Este nuevo Auto de la Corte se produce como consecuencia de las expresiones de preocupación y de las demandas de muchos actores del sector salud, quienes han aportado análisis y documentos que fueron tenidos en cuenta para sus conclusiones y para emitir una serie de órdenes que se presentan a continuación:
Antecedentes:
- En 2023 la Sala Especial declaró que continuaban las debilidades del sistema de información y baja calidad de los datos reportados por las EPS. Estos sistemas no registran ni actualizan fielmente las necesidades de la población. Los registros de frecuencias de uso de servicios son deficientes. Minsalud no demostraba la suficiencia de la UPC ni que la UPC del Régimen Subsidiado llegara al 95% de la del Régimen Contributivo.
- En la evaluación de los Presupuestos Máximos la Corte también declaró bajo cumplimiento de lo referente a este componente.
- La Corte le solicitó al MSPS la metodología de cálculo de la UPC en marzo de 2024.
- Con base en estos y otros documentos y fuentes de información la Sala Especial hizo un análisis al cumplimiento de sus órdenes y una valoración integral sobre el cálculo y la suficiencia de la UPC, así como la equiparación de la UPC-S al 95% de la UPC-C.
- La Corte considera que, aunque se ha reportado que existen falencias en las fuentes de información que se utilizan para el cálculo de la prima desde 2011, no se han desarrollado correctivos suficientes que resuelvan esta situación y que no hay medidas adecuadas al respecto.
- La inclusión de servicios y tecnologías en el Plan Básico de Salud cubierto por la UPC, que previamente se financiaban por medio de los PM, ha generado un nuevo déficit en la prima. Estas inclusiones se han hecho por varios años y se resalta en el Auto, la realizada en enero de 2022 cuando se aumentó el número de principios activos financiados por la UPC en un 130%.
- El Ministerio ha reportado, junto con la Supersalud, casos de desviación de recursos de la UPC, que también han sido puestos en conocimiento de la Contraloría y de la Fiscalía. Al respecto, la Corte tiene en cuenta estos reportes, pero considera que no se ha logrado demostrar la magnitud e impacto de estas conductas.
Conclusiones de la Sala:
- La metodología utilizada para calcular al UPC debe ser actualizada de forma permanente, incluyendo los cambios y necesidades del sistema de salud y de la población a la que atiende. Debe ampliarse la participación a otros sectores.
- La metodología que viene aplicándose debe complementarse también con mecanismos ex post.

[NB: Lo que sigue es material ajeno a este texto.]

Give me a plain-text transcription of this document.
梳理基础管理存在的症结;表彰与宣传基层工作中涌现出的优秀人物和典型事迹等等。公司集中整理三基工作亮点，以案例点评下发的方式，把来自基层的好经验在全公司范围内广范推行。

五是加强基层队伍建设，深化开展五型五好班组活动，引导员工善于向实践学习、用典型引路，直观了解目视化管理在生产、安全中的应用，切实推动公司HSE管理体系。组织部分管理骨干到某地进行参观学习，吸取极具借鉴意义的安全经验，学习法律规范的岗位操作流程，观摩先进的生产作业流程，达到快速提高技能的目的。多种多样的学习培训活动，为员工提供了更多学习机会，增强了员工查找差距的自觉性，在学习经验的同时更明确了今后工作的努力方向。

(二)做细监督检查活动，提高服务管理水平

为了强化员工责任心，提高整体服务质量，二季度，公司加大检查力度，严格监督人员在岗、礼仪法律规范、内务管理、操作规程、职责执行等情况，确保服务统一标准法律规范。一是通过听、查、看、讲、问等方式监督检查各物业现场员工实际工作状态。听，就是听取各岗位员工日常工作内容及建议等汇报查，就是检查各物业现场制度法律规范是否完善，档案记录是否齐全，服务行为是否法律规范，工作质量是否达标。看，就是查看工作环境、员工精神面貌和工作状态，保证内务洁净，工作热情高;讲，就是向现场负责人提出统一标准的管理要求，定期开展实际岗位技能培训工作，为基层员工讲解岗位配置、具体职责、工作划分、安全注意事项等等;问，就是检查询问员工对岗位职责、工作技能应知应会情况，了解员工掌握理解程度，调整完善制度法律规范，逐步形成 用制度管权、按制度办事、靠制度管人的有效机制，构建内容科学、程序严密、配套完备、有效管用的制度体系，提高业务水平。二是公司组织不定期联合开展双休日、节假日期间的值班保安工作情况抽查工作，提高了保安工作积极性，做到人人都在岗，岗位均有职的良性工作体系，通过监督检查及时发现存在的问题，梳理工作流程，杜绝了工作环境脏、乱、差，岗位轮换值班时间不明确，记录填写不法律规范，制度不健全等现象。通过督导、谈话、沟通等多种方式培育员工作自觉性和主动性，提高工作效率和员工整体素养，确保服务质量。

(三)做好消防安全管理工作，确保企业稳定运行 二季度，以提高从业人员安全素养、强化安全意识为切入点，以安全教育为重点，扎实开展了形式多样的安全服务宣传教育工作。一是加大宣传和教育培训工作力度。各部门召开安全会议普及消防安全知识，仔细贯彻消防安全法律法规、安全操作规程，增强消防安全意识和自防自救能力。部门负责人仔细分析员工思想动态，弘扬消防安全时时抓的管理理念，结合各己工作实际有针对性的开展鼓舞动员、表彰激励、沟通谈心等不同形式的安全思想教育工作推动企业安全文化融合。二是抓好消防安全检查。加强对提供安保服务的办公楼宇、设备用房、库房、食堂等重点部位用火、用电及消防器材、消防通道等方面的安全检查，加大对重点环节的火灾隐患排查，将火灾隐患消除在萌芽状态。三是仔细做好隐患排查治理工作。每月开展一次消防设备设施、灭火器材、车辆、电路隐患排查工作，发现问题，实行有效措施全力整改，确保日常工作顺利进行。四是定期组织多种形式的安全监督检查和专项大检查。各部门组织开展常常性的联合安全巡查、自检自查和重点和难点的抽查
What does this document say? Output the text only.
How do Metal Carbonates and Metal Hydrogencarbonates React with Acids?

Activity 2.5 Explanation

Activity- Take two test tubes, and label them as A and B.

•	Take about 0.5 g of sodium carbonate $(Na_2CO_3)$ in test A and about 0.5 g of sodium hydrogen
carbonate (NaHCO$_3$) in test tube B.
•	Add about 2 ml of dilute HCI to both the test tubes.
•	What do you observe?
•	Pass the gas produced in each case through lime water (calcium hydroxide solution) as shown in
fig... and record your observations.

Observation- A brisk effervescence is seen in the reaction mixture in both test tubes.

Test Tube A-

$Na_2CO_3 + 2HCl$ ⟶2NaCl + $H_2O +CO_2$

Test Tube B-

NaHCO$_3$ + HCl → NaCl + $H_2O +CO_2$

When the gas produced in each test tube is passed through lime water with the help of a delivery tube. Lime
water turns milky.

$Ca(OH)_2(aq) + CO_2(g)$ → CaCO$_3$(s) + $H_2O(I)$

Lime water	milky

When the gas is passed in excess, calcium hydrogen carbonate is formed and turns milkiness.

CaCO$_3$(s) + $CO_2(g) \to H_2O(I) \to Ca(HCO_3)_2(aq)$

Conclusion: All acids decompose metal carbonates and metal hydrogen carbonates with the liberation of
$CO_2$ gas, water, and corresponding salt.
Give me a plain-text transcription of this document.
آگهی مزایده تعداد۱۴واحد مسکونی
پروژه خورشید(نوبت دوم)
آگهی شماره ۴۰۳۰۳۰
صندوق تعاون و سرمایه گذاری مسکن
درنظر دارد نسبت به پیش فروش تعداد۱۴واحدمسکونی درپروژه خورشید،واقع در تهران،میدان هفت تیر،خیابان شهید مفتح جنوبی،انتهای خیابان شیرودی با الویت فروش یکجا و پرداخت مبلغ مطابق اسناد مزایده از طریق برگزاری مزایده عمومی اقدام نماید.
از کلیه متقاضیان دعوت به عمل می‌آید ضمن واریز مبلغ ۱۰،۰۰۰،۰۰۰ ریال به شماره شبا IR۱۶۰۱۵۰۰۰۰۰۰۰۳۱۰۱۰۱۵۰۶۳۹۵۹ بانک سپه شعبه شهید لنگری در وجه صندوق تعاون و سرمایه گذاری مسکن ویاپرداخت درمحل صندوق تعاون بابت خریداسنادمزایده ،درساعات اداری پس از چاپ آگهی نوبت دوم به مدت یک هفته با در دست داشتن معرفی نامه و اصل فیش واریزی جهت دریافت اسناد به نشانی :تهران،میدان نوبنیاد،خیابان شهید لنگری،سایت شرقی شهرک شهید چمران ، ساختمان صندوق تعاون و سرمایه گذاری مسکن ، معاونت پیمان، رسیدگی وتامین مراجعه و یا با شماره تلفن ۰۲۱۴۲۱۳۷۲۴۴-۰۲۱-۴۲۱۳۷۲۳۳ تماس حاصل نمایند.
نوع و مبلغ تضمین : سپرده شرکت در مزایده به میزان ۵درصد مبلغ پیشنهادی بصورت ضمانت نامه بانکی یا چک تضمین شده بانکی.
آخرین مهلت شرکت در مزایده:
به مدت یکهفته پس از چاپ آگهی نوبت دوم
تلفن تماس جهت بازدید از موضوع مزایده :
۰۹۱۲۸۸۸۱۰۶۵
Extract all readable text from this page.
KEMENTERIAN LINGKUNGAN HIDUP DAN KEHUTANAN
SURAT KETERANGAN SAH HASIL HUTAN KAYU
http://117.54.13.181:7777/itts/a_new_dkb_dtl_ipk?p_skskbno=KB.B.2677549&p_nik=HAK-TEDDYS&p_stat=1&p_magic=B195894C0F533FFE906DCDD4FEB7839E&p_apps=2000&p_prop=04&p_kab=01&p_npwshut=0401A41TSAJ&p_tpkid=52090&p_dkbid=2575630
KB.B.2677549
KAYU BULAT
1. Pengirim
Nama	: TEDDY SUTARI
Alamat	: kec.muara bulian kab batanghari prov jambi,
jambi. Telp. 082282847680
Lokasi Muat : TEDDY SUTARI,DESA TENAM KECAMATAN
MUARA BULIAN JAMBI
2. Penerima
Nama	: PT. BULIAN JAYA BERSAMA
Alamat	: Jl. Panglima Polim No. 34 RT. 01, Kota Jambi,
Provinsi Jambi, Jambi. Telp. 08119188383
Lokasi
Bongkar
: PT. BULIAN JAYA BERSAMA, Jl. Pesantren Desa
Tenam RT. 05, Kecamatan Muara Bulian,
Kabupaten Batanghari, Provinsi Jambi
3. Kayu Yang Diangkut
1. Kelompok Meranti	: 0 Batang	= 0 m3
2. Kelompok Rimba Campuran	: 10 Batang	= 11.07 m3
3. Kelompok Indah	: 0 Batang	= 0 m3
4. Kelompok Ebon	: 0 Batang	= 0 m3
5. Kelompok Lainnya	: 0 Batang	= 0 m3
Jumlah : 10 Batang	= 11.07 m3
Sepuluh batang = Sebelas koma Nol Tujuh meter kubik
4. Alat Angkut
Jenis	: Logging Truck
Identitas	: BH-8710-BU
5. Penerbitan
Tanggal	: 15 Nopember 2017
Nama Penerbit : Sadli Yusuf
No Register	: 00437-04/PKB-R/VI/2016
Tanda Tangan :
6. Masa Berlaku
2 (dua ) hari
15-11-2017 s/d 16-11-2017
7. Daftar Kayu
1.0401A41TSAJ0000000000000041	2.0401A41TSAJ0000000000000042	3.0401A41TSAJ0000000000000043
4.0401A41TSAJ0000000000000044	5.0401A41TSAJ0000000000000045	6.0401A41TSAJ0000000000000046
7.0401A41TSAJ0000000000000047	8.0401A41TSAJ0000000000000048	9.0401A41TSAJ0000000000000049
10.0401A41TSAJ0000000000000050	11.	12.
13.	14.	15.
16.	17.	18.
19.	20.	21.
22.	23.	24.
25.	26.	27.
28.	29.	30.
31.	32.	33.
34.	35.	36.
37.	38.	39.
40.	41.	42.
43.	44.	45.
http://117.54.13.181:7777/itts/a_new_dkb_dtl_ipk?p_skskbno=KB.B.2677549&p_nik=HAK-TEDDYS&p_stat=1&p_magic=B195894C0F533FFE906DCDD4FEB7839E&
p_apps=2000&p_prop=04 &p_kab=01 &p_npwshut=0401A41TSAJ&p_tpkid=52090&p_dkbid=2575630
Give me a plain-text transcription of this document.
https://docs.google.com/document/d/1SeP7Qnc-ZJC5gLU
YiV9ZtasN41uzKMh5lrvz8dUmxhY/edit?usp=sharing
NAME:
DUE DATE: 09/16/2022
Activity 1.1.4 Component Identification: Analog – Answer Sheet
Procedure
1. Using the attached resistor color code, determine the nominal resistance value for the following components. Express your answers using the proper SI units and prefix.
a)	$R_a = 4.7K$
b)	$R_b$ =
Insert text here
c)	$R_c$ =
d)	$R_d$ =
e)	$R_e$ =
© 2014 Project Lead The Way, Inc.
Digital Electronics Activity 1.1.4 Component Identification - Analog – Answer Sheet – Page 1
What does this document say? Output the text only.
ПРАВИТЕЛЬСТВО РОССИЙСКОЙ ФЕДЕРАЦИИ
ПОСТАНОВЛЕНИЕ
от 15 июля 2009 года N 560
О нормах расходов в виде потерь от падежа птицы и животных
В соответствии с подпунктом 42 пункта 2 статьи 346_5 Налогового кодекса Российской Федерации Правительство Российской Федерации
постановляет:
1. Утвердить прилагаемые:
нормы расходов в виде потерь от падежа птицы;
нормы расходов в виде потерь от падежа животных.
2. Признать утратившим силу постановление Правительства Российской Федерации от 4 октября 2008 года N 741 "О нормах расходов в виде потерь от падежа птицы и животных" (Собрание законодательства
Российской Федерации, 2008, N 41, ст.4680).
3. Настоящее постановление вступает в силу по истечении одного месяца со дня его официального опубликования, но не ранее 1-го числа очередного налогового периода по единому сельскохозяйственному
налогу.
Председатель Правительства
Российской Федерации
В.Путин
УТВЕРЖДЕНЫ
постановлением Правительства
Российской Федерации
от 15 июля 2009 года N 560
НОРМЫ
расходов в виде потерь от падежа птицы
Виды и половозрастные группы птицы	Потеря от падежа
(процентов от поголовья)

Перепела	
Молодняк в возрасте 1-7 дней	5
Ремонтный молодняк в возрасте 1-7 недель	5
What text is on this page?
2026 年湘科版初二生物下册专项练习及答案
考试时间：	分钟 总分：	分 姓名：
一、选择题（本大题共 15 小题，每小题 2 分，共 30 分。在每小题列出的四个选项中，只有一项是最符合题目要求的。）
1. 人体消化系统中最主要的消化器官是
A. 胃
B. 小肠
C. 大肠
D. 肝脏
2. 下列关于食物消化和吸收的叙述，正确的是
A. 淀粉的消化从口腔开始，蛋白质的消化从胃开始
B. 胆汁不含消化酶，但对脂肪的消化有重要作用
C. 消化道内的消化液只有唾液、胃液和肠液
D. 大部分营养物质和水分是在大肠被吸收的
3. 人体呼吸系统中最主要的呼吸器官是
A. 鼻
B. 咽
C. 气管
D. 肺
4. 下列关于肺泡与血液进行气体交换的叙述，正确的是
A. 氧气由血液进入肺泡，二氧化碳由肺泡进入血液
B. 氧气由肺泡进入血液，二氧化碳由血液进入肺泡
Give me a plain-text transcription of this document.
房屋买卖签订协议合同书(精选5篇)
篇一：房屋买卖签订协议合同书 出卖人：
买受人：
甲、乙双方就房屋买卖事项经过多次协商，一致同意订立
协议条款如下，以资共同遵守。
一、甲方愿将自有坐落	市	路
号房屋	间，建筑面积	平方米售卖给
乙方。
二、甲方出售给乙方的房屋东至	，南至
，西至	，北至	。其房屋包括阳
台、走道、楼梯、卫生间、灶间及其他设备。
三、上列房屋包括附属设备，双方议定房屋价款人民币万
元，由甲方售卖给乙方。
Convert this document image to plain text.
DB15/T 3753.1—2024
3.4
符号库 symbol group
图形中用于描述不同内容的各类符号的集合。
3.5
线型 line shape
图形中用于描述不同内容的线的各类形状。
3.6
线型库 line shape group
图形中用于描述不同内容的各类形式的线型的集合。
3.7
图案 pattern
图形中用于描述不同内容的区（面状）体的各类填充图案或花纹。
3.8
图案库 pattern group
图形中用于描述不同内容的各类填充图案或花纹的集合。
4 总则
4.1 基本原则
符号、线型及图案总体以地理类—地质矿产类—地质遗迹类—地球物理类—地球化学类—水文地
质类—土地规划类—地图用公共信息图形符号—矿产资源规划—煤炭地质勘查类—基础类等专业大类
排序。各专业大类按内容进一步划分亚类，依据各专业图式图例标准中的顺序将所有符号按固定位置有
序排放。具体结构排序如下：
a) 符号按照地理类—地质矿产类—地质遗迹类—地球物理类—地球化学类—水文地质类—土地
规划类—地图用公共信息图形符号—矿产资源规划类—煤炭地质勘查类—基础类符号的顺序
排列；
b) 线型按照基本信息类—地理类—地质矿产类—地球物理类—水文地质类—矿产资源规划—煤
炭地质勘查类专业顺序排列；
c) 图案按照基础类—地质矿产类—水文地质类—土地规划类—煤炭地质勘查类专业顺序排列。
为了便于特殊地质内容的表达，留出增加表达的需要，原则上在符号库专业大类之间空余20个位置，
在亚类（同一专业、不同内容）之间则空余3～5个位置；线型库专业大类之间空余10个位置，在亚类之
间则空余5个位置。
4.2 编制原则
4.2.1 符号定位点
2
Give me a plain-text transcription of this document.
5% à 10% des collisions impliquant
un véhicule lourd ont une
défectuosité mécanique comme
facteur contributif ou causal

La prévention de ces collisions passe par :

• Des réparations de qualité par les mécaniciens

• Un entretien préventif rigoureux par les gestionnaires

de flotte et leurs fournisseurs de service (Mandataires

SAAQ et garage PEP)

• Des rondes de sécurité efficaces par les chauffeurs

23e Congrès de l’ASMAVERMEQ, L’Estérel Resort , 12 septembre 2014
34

- La información suministrada por el MSPS no deja claro de qué forma se incorporan mecanismos de ajuste por el aumento en la siniestralidad. Los datos del sistema muestran que esta ha aumentado, llegando en 2022 al 105% en el régimen contributivo y al 106% en el subsidiado.
- El análisis del aumento de la UPC en 2024 que hizo la Sala Especial muestra que no hubo un incremento real de los recursos, que era lo esperado dadas las dinámicas de siniestralidad, costos de operación e inflación específica del sector salud; lo cual afectó a todos los actores del sistema.
- A este déficit se sumó la destinación que hizo el MSPS del 5% de la UPC para el desarrollo de los Equipos Básicos de Salud (EBS). La Corte considera que no es válido desfinanciar la UPC con el argumento de fortalecer la promoción y la prevención. Más aún, la Corte considera que “esta es una disposición abiertamente inconstitucional”
- De acuerdo con la Corte, los EBS no deben cubrirse con la UPC y no podrán desarrollar funciones ni prestar servicios cubiertos por esta prima.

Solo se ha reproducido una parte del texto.